Friday, March 04, 2005
Imposing foreign standards of 'cruel and unusual' violates republicanism
One of the Supreme Court's greatest failures is its failure to enforce the guarantee to the states that they shall have a republican form of government. Since the states are under the federal government, this gurarantee requires that the federal government must also abide by the fundamental principles of republicanism. The Supreme Court has a number of times now recognized and accepted Alexander Hamilton's statement that “the true principle of republicanism" is "that the people should choose whom they please to govern them.” (Hamilton, 2 Debates on the Federal Constitution, p.257, J. Elliot ed. 1876, cited by the Supreme Court in Powell v. McCormack, 395 U. S. 486, 541 (1973), and in U. S. Term Limits v. Thornton, 514 U. S. 779, 795 (1995)). In other words, the Court has accepted that the fundamental principle of republicanism is the sovereignty of the people. The laws come from the people, and the Constitution comes from the people's understanding of the natural right (in particular, the natural right to liberty), and of how most effectively to protect natural rights (through the separation of powers, etcetera).

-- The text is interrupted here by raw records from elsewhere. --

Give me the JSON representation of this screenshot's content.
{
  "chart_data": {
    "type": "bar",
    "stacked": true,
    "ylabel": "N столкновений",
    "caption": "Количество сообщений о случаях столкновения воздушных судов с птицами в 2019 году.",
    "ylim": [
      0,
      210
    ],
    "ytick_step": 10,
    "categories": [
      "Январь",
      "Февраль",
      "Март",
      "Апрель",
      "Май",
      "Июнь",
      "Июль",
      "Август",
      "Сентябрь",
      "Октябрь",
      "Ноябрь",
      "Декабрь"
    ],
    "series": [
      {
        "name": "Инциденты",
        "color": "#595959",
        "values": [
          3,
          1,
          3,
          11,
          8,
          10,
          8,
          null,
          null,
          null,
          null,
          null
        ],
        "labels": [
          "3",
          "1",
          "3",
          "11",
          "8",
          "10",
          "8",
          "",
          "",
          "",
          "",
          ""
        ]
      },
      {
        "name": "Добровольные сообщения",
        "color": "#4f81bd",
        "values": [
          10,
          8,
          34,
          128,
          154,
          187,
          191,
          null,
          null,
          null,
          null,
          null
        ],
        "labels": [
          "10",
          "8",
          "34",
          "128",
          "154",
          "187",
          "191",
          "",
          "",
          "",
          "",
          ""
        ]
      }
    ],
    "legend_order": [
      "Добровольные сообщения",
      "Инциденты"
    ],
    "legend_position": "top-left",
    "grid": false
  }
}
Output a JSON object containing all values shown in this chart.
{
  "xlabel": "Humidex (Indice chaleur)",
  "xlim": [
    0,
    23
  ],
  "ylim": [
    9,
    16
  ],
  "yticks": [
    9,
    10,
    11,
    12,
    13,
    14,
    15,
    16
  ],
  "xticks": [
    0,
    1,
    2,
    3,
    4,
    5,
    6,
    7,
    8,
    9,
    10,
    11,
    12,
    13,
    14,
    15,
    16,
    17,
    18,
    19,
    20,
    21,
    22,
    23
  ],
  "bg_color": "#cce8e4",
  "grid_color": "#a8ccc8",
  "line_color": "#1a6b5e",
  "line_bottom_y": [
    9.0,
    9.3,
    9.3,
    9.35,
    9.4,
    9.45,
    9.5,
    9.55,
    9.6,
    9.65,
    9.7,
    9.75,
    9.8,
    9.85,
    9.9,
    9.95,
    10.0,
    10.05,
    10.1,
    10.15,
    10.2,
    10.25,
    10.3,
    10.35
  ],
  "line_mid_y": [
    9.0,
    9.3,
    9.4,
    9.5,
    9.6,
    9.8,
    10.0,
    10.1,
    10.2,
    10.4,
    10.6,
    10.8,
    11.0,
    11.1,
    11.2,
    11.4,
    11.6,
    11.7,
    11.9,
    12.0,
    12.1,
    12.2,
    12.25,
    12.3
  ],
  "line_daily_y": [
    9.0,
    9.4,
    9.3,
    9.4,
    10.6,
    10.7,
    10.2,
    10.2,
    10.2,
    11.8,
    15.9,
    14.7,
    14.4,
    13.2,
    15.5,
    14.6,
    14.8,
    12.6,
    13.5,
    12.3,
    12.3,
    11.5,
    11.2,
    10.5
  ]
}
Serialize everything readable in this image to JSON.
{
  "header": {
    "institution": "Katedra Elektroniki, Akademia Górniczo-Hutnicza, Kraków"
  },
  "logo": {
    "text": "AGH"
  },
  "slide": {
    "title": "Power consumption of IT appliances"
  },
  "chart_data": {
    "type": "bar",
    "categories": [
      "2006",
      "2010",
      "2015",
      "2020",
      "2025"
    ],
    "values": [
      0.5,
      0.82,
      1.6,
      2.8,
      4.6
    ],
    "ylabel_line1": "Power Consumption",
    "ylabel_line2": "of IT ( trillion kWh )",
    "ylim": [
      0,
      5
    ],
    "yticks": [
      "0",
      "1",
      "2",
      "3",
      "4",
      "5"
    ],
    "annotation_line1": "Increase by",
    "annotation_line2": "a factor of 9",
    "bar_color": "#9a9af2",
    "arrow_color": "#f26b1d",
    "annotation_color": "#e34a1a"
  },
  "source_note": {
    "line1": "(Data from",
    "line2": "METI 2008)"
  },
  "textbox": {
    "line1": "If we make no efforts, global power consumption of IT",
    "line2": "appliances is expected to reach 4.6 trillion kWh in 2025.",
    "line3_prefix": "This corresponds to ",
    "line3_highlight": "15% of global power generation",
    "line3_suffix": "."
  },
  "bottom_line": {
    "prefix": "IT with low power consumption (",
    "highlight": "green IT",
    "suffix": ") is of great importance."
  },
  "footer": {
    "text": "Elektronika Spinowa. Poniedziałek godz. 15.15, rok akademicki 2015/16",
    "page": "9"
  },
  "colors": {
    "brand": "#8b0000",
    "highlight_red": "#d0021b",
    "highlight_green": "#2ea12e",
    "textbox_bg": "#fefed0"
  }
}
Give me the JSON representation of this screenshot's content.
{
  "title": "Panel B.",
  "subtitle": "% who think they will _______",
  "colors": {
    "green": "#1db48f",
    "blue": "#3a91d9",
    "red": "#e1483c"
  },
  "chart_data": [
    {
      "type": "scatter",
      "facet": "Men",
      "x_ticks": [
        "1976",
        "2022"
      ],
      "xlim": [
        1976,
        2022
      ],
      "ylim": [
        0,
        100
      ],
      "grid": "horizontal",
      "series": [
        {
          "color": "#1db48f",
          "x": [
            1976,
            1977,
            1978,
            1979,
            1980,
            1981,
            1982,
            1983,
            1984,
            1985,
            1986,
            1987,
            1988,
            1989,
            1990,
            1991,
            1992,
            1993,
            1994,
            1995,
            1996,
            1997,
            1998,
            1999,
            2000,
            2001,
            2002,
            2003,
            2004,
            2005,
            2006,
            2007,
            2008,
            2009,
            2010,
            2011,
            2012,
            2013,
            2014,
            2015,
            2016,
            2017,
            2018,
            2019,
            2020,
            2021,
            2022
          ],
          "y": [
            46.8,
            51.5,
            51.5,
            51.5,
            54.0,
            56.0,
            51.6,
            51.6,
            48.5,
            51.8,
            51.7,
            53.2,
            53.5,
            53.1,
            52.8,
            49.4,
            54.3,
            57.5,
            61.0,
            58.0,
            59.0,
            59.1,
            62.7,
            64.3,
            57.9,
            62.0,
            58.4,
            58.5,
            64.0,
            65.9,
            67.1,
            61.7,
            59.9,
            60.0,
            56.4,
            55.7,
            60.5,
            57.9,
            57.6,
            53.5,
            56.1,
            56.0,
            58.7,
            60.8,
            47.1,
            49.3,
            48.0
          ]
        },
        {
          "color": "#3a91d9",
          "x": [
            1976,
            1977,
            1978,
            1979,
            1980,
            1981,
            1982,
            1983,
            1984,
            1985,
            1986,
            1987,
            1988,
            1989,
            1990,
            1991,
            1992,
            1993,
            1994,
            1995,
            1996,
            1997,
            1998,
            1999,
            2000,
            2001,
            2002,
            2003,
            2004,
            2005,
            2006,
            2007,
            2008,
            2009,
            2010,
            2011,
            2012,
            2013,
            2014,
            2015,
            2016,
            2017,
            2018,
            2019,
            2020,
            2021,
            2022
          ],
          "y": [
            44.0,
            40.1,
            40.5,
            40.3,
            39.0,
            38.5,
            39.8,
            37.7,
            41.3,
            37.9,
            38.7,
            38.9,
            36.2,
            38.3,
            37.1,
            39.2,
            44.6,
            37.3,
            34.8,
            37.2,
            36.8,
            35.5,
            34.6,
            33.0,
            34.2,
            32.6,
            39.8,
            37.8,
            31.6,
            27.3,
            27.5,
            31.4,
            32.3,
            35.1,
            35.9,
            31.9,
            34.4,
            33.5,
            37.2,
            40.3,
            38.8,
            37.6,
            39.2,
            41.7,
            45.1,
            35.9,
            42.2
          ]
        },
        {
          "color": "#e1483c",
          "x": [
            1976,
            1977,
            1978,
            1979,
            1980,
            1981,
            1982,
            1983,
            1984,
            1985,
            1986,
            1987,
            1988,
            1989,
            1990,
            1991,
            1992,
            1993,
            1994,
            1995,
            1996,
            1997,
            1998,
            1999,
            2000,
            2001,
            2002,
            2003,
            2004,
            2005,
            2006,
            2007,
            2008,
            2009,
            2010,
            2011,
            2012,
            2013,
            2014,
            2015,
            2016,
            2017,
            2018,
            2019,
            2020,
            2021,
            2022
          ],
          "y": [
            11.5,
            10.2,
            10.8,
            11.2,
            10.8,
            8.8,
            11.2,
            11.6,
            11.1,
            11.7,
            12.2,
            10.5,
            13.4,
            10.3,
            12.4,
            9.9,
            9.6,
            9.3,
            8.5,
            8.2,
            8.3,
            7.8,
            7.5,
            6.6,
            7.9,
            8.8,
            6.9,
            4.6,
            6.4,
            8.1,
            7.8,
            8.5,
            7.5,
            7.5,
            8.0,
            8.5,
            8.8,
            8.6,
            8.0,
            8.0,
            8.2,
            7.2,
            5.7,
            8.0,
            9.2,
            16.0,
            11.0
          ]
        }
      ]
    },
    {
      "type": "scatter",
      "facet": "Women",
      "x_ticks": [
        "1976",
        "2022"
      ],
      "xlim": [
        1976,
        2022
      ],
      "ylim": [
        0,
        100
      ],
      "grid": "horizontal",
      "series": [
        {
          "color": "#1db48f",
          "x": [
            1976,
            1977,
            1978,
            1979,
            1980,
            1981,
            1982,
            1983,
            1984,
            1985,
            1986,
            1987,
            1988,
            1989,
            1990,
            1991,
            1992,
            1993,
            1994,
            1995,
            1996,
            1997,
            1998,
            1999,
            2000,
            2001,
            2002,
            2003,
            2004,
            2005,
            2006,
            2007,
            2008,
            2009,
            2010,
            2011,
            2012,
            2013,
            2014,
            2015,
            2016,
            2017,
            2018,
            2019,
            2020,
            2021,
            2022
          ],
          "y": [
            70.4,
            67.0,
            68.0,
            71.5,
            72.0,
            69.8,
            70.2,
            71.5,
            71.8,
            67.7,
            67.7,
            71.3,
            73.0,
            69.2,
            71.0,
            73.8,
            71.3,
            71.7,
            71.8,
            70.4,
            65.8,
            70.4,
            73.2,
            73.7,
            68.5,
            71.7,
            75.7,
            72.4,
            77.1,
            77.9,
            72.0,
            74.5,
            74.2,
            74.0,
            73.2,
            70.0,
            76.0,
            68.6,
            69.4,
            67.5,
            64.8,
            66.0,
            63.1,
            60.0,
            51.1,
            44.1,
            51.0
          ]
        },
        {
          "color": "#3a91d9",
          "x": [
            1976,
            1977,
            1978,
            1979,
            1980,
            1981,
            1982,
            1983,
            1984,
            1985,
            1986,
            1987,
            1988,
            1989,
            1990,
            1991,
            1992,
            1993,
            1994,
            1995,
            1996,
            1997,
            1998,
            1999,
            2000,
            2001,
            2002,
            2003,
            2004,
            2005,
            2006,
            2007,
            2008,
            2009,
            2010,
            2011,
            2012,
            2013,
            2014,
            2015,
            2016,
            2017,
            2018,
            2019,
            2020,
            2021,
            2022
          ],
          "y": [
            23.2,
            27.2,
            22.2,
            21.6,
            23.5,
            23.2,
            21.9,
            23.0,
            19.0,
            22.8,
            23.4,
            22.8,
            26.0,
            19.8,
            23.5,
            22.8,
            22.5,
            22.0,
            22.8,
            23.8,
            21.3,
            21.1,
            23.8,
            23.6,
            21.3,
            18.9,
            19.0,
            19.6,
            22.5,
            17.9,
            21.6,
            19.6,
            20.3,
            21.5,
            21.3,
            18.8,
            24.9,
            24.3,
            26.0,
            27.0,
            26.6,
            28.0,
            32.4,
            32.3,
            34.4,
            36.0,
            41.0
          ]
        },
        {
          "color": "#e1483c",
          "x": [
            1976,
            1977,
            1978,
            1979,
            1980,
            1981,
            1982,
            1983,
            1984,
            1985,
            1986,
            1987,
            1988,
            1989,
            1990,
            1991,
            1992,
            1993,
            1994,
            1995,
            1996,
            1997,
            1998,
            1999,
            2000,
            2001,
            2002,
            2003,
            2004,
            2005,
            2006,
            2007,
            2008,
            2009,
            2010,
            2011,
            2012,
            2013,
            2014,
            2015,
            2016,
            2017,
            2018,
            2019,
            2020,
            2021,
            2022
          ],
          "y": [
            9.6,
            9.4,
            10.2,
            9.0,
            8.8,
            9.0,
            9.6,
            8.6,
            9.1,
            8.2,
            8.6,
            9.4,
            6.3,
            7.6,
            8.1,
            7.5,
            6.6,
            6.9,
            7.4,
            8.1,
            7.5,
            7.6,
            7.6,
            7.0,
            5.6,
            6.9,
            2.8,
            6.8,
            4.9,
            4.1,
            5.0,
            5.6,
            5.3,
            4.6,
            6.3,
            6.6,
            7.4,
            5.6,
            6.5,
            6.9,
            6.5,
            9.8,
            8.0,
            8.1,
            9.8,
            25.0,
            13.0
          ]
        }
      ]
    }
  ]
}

Thus we come to the second meaning of republicanism, as understood by the Adamses: that republicanism is the system of liberty under law.
While the Supreme Court has recognized that the sovereignty of the people is the fundamental principle of republicanism, it has mistakenly found this protection to be non-justiciable on the grounds that questions of republicanism inherently involve conflict with the other branches of government in areas where the Court is called upon to defer. This was true in the particular cases which formed the Court's Article IV, section 4 jurisprudence, but it is not true in general. Formative cases either proposed republican requirements that were not really republican requirements, or instead of just trying to overturn unrepublican laws, they also tried to nullify actions already taken by other branches of government under those laws. For instance, instead of just trying to overturn an unrepublican election law, formative suits tried to overturn the executive's certification of election results.
These deficiencies are all remediable. Unambiguously necessary republican principles can be asserted in cases that only try to strike down laws, not invalidate actions already taken under the challenged laws. On very careful reading of the case record, the Court did leave this possibility open, though it did not acknowledge this gap in its dismissal of the guarantee clause. With the correct case, and an accurate reading of precedent, guarantee clause claims should succeed. (To see where the door is left open, see my lawsuit against the State of California over its unrepublican election laws. Scroll down to Part II.)
Unrepublican adversion to foreign legal standards is only one recent consequence of the Court's failure to enforce the republican guarantee. Another is the issue of free speech rights and academic freedom for fifth-columnists like University of Colorado professor Ward Churchill, with his championing of the terrorist attacks on America. The fact that Churchill is a public employee would make firing him a government act, which raises the possibility that firing would violate Churchill's free speech rights. But the much larger issue is the fact that the very institution of public education, at any level, violates the fundamental principle of republicanism: that the ultimate power to decide what is to be judged right or wrong resides with the people. With public education, the government presumes to tell the people how they should judge, overturning the proper master/servant relation between the people and the government. Ideally, all education should be private. If there are externalities to education, creating a market imperfection that calls for government intervention, the correct intervention is in the form of subsidization, not socialization.
We already blew that. We have granted government this vast unrepublican power to tell the people how they should think. If we don't fix that, any solution is a compromise. Of course there are dangers in giving the people control over public universities. Public universities should not exist! But in this situation of compromise, the question is which is the greater violation: to have public universities that are under the control of the people, or to have an unaccountable government power telling the people what to think? Clearly an improper role of government allowed without accountability to the people is worse than an improper government role of government with accountability to the people. The whole issue of tenure really isn't a free speech issue at all. It is a republicanism issue, and it comes out exactly the opposite way than the speech issue points, but we get the issue wrong because the Court has failed to ever adjudicate a single guarantee clause claim! Because of the Court's failure, we are completely blind to what is really at stake.
The republican guarantee is a central pillar of our constitutional structure, but one that the Supreme Court kicked out from under us long ago. We have been hobbling along ever since. If we don't want to collapse into an Anthony Kennedy-esque pile of mush, we need to get the guarantee clause properly adjudicated.